Una recente inchiesta di TechCrunch rivela che Microsoft ha fornito al FBI un set di chiavi di recupero BitLocker per sbloccare i laptop di alcuni sospetti. La richiesta è giunta in risposta a un mandato valido emesso lo scorso anno, relativo a tre dispositivi coinvolti in un’indagine su frodi nel programma di assistenza per la disoccupazione da Covid-19 nell’isola di Guam.

Il caso di Guam e la policy di Microsoft

Nel caso specifico, il governo ha ottenuto legalmente l’accesso alle chiavi BitLocker memorizzate sui server Microsoft. Questo meccanismo, sebbene utile in caso di smarrimento della password, introduce una potenziale vulnerabilità in termini di privacy e autorizzazione legale.

Come confermato da Microsoft, l’azienda risponde a richieste legittime e riceve circa 20 richieste di questo tipo all’anno.

Confronto con Apple e Meta: le differenze architetturali

A differenza di Microsoft, Apple e Meta adottano modelli in cui la chiave di criptazione può essere memorizzata in un’area cloud, ma in forma cifrata da una password dell’utente. Ciò significa che l’autorità governativa non può ottenere accesso diretto, rendendo di fatto impossibile la consegna automatica delle chiavi. Esperti come Matt Green sottolineano che Microsoft ha scelto un modello con accesso più vulnerabile: «Se Apple può farlo, se Google può farlo, allora Microsoft può farlo».

Implicazioni per la privacy e la fiducia dell’utente

Jennifer Granick dell’ACLU evidenzia che la disponibilità della chiave rende possibile l’accesso a dati ben più ampi rispetto a quelli legati all’indagine. In pratica, il contenuto completo del disco cifrato può essere esaminato, sollevando dubbi sulla cornice legale dell’accesso e sull’efficacia dei limiti imposti ai procuratori. Il senatore Ron Wyden ha definito l’architettura di questo tipo «semplicemente irresponsabile», perché consente l’accesso silente alla vita digitale dell’utente.

Un segnale per il futuro delle strategie di cifratura

Il caso rappresenta il primo esempio noto di consegna di chiavi BitLocker da parte di Microsoft.

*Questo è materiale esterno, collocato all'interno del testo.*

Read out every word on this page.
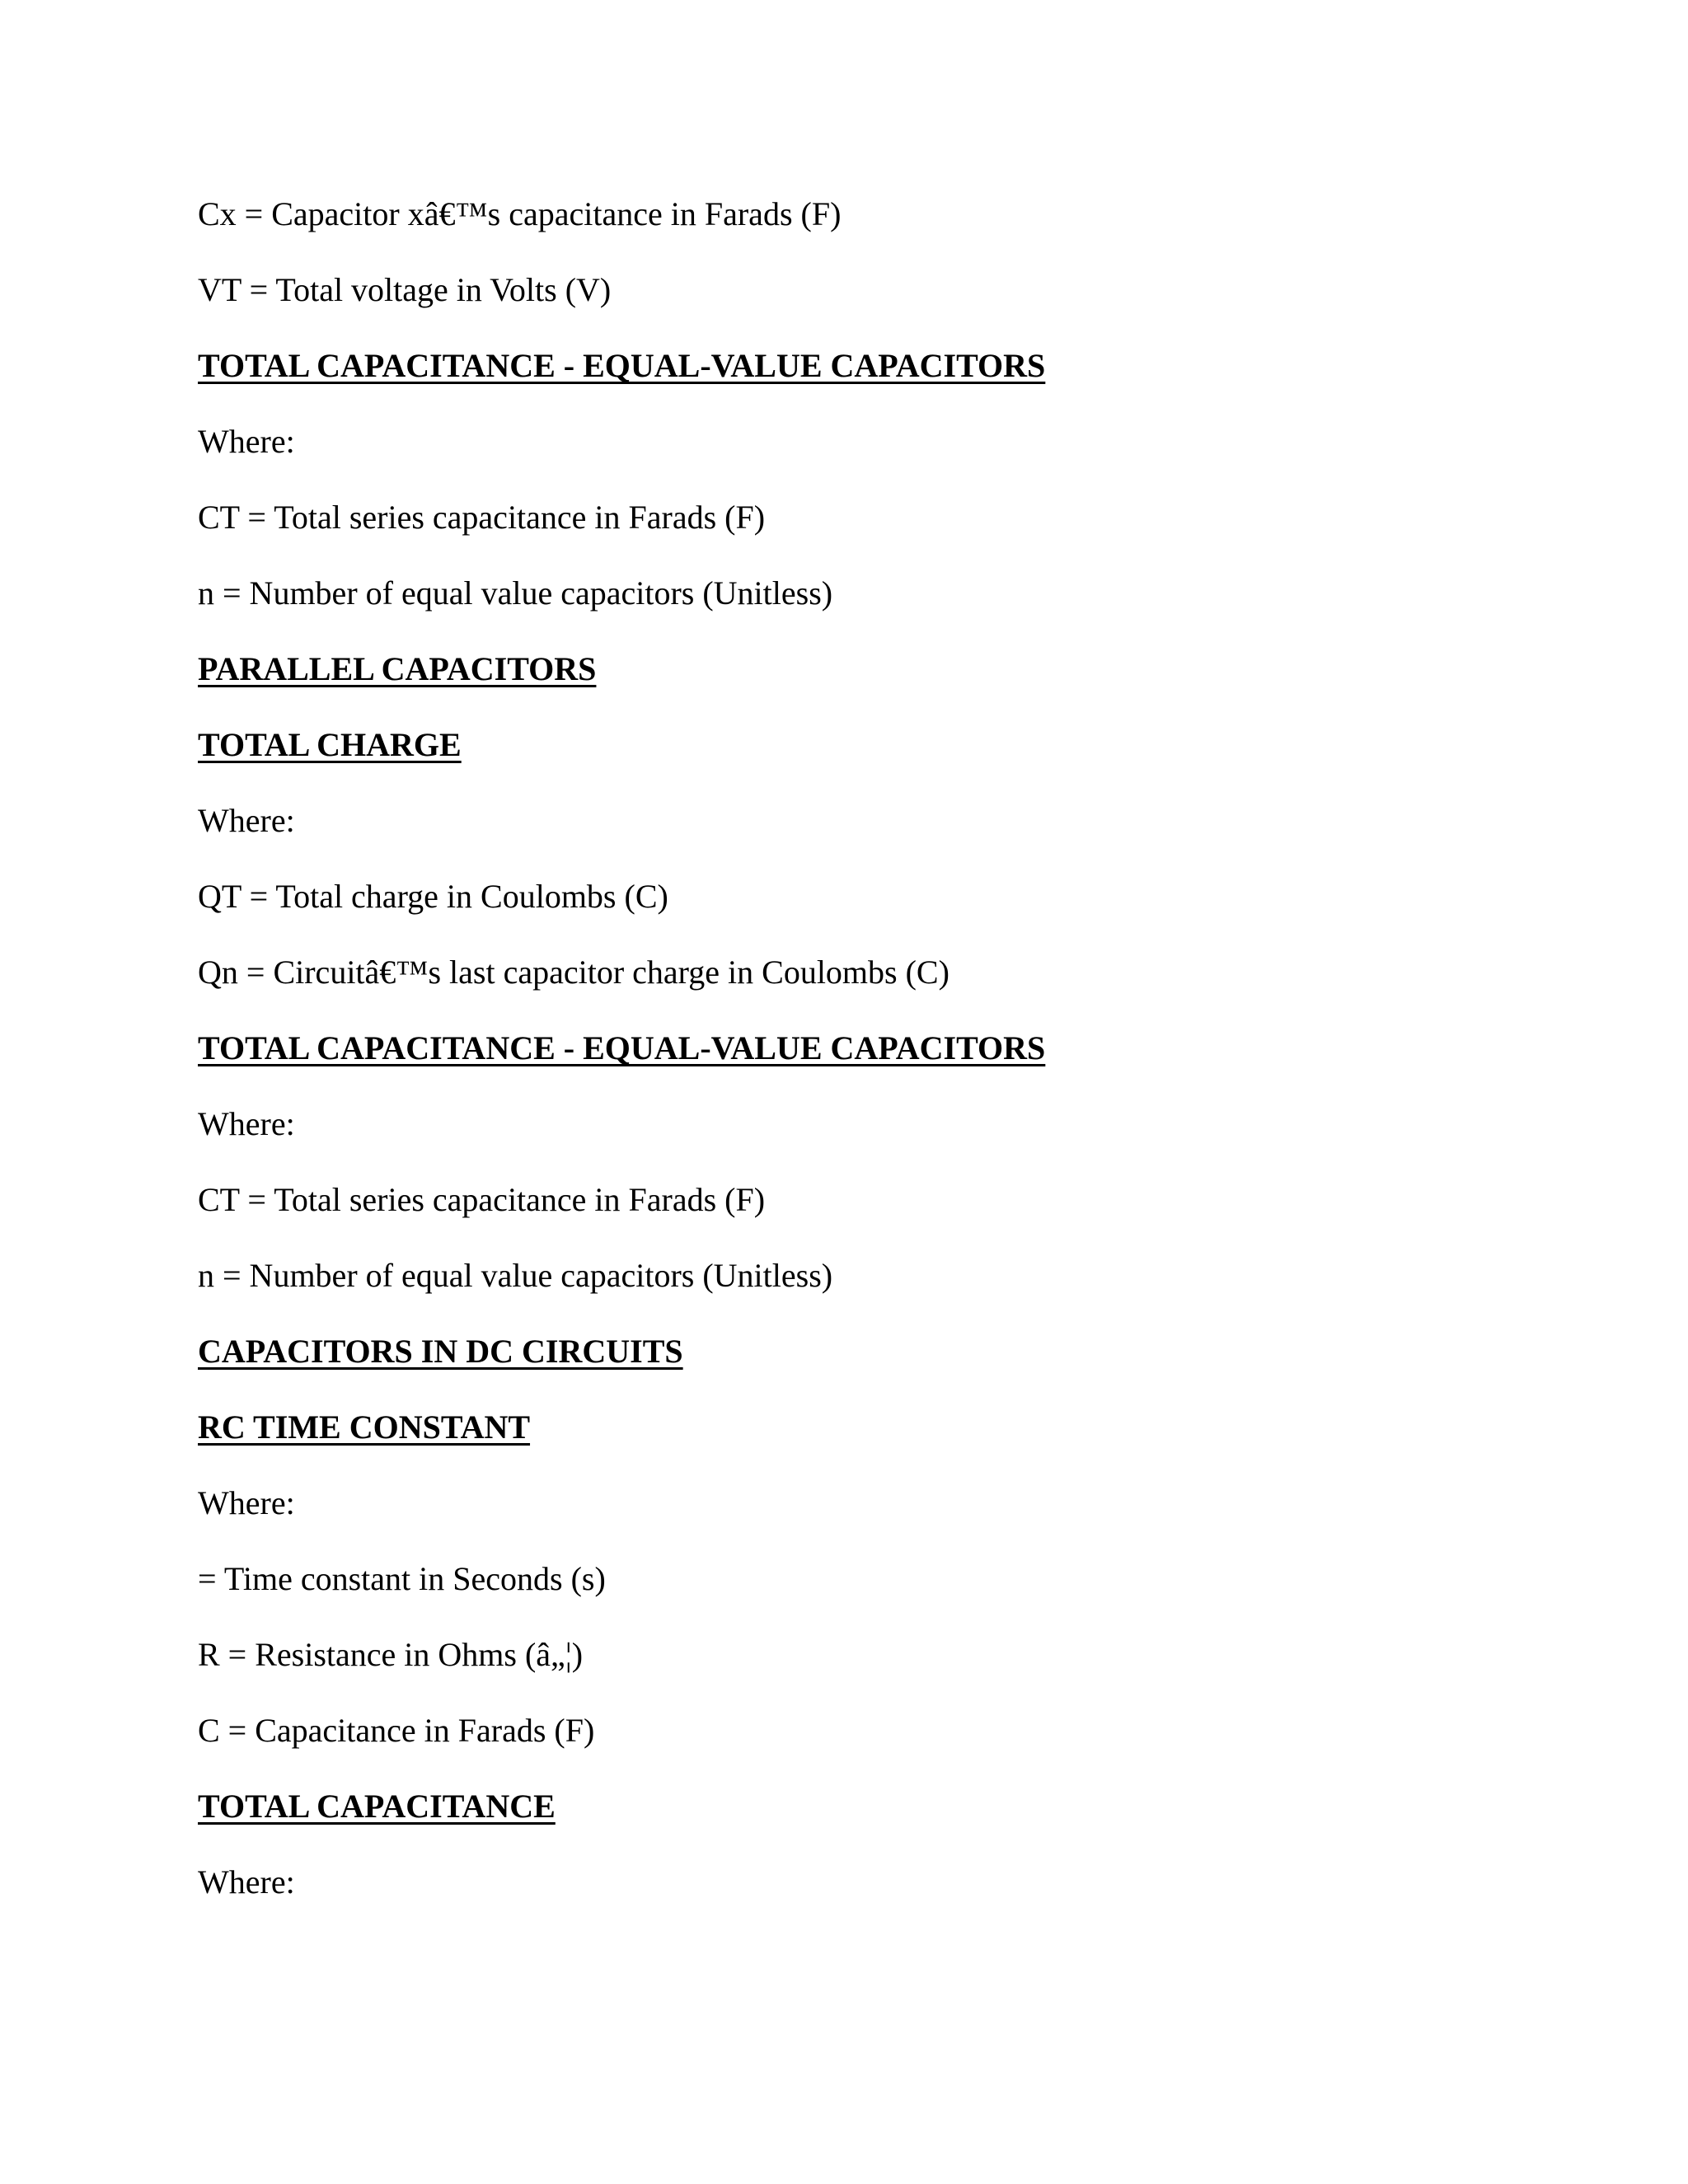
Cx = Capacitor xâ€™s capacitance in Farads (F)
VT = Total voltage in Volts (V)
TOTAL CAPACITANCE - EQUAL-VALUE CAPACITORS
Where:
CT = Total series capacitance in Farads (F)
n = Number of equal value capacitors (Unitless)
PARALLEL CAPACITORS
TOTAL CHARGE
Where:
QT = Total charge in Coulombs (C)
Qn = Circuitâ€™s last capacitor charge in Coulombs (C)
TOTAL CAPACITANCE - EQUAL-VALUE CAPACITORS
Where:
CT = Total series capacitance in Farads (F)
n = Number of equal value capacitors (Unitless)
CAPACITORS IN DC CIRCUITS
RC TIME CONSTANT
Where:
= Time constant in Seconds (s)
R = Resistance in Ohms (â„¦)
C = Capacitance in Farads (F)
TOTAL CAPACITANCE
Where:
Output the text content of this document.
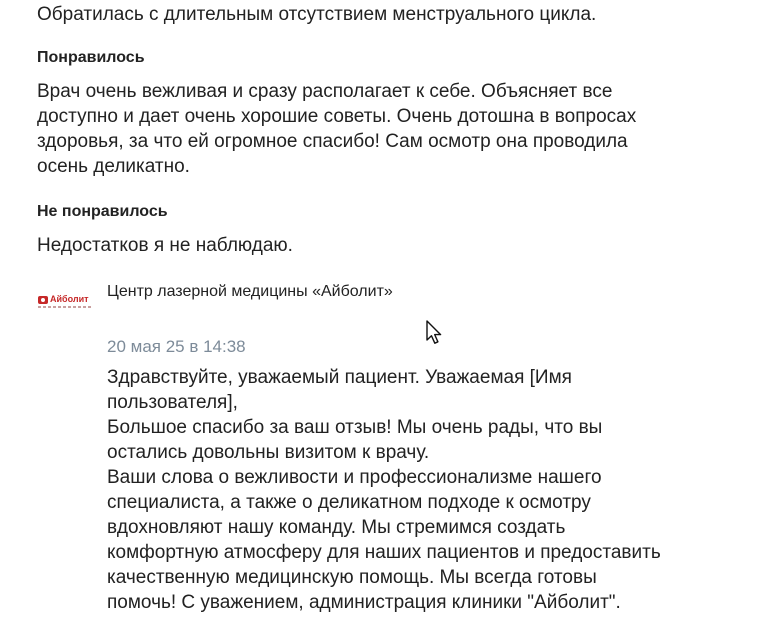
Обратилась с длительным отсутствием менструального цикла.
Понравилось
Врач очень вежливая и сразу располагает к себе. Объясняет все
доступно и дает очень хорошие советы. Очень дотошна в вопросах
здоровья, за что ей огромное спасибо! Сам осмотр она проводила
осень деликатно.
Не понравилось
Недостатков я не наблюдаю.
Айболит Центр лазерной медицины «Айболит»
20 мая 25 в 14:38
Здравствуйте, уважаемый пациент. Уважаемая [Имя
пользователя],
Большое спасибо за ваш отзыв! Мы очень рады, что вы
остались довольны визитом к врачу.
Ваши слова о вежливости и профессионализме нашего
специалиста, а также о деликатном подходе к осмотру
вдохновляют нашу команду. Мы стремимся создать
комфортную атмосферу для наших пациентов и предоставить
качественную медицинскую помощь. Мы всегда готовы
помочь! С уважением, администрация клиники "Айболит".
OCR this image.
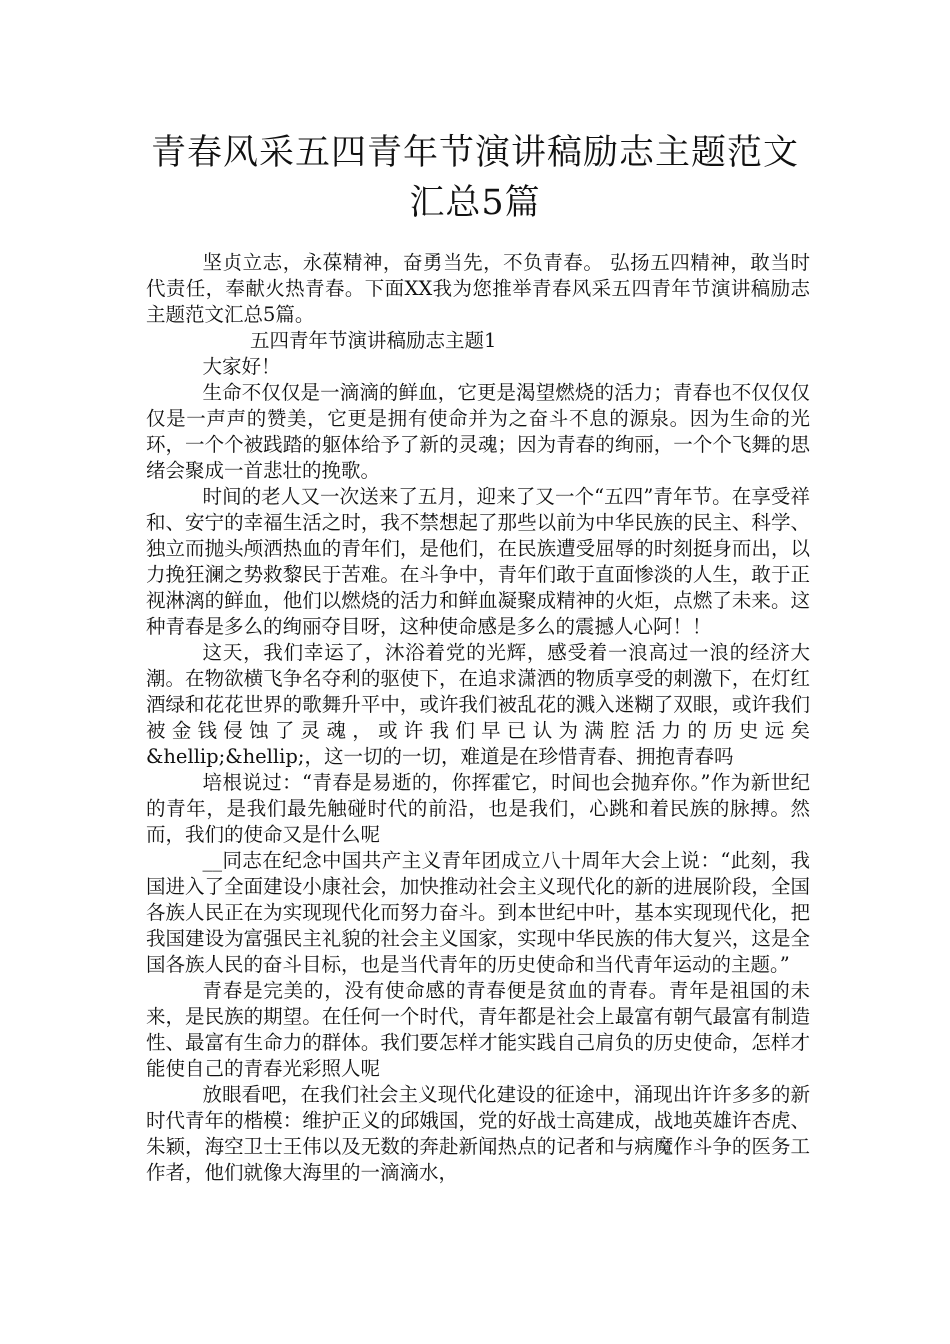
青春风采五四青年节演讲稿励志主题范文
汇总5篇

坚贞立志，永葆精神，奋勇当先，不负青春。 弘扬五四精神，敢当时代责任，奉献火热青春。下面XX我为您推举青春风采五四青年节演讲稿励志主题范文汇总5篇。

五四青年节演讲稿励志主题1

大家好！

生命不仅仅是一滴滴的鲜血，它更是渴望燃烧的活力；青春也不仅仅仅仅是一声声的赞美，它更是拥有使命并为之奋斗不息的源泉。因为生命的光环，一个个被践踏的躯体给予了新的灵魂；因为青春的绚丽，一个个飞舞的思绪会聚成一首悲壮的挽歌。

时间的老人又一次送来了五月，迎来了又一个“五四”青年节。在享受祥和、安宁的幸福生活之时，我不禁想起了那些以前为中华民族的民主、科学、独立而抛头颅洒热血的青年们，是他们，在民族遭受屈辱的时刻挺身而出，以力挽狂澜之势救黎民于苦难。在斗争中，青年们敢于直面惨淡的人生，敢于正视淋漓的鲜血，他们以燃烧的活力和鲜血凝聚成精神的火炬，点燃了未来。这种青春是多么的绚丽夺目呀，这种使命感是多么的震撼人心阿！！

这天，我们幸运了，沐浴着党的光辉，感受着一浪高过一浪的经济大潮。在物欲横飞争名夺利的驱使下，在追求潇洒的物质享受的刺激下，在灯红酒绿和花花世界的歌舞升平中，或许我们被乱花的溅入迷糊了双眼，或许我们被金钱侵蚀了灵魂，或许我们早已认为满腔活力的历史远矣&hellip;&hellip;，这一切的一切，难道是在珍惜青春、拥抱青春吗

培根说过：“青春是易逝的，你挥霍它，时间也会抛弃你。”作为新世纪的青年，是我们最先触碰时代的前沿，也是我们，心跳和着民族的脉搏。然而，我们的使命又是什么呢

__同志在纪念中国共产主义青年团成立八十周年大会上说：“此刻，我国进入了全面建设小康社会，加快推动社会主义现代化的新的进展阶段，全国各族人民正在为实现现代化而努力奋斗。到本世纪中叶，基本实现现代化，把我国建设为富强民主礼貌的社会主义国家，实现中华民族的伟大复兴，这是全国各族人民的奋斗目标，也是当代青年的历史使命和当代青年运动的主题。”

青春是完美的，没有使命感的青春便是贫血的青春。青年是祖国的未来，是民族的期望。在任何一个时代，青年都是社会上最富有朝气最富有制造性、最富有生命力的群体。我们要怎样才能实践自己肩负的历史使命，怎样才能使自己的青春光彩照人呢

放眼看吧，在我们社会主义现代化建设的征途中，涌现出许许多多的新时代青年的楷模：维护正义的邱娥国，党的好战士高建成，战地英雄许杏虎、朱颖，海空卫士王伟以及无数的奔赴新闻热点的记者和与病魔作斗争的医务工作者，他们就像大海里的一滴滴水，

In passato, era stato riferito che un ingegnere aveva rifiutato richieste per inserire backdoor nel sistema.

Tuttavia, l’episodio odierno suggerisce che, a differenza di Apple o Meta, Microsoft non ha ancora adottato architetture crittografiche che escludano l’accesso dell’azienda o consentano all’utente il controllo esclusivo della chiave.

Rischi normativi e reputazionali

A livello europeo, questa vicenda rischia di suscitare attenzione da parte di autorità come il Garante Privacy. La dipendenza dal salvataggio server e la possibilità di un disclosure sotto mandato legale potrebbero essere interpretate come una limitazione dei diritti degli utenti. Il dibattito sarà inevitabilmente focalizzato sulle scelte architetturali predefinite, portando in primo piano modelli crittografici più resilienti alle pressioni legali.

In sintesi, la consegna delle chiavi BitLocker al FBI segna un punto di svolta nelle pratiche di sicurezza e privacy delle tecnologie di cifratura desktop. Rimane aperta la questione di come Microsoft e il settore intendano evolvere le proprie policy per garantire maggior controllo all’utente e minori margini di compromissione, anche sotto forma di mandati legali.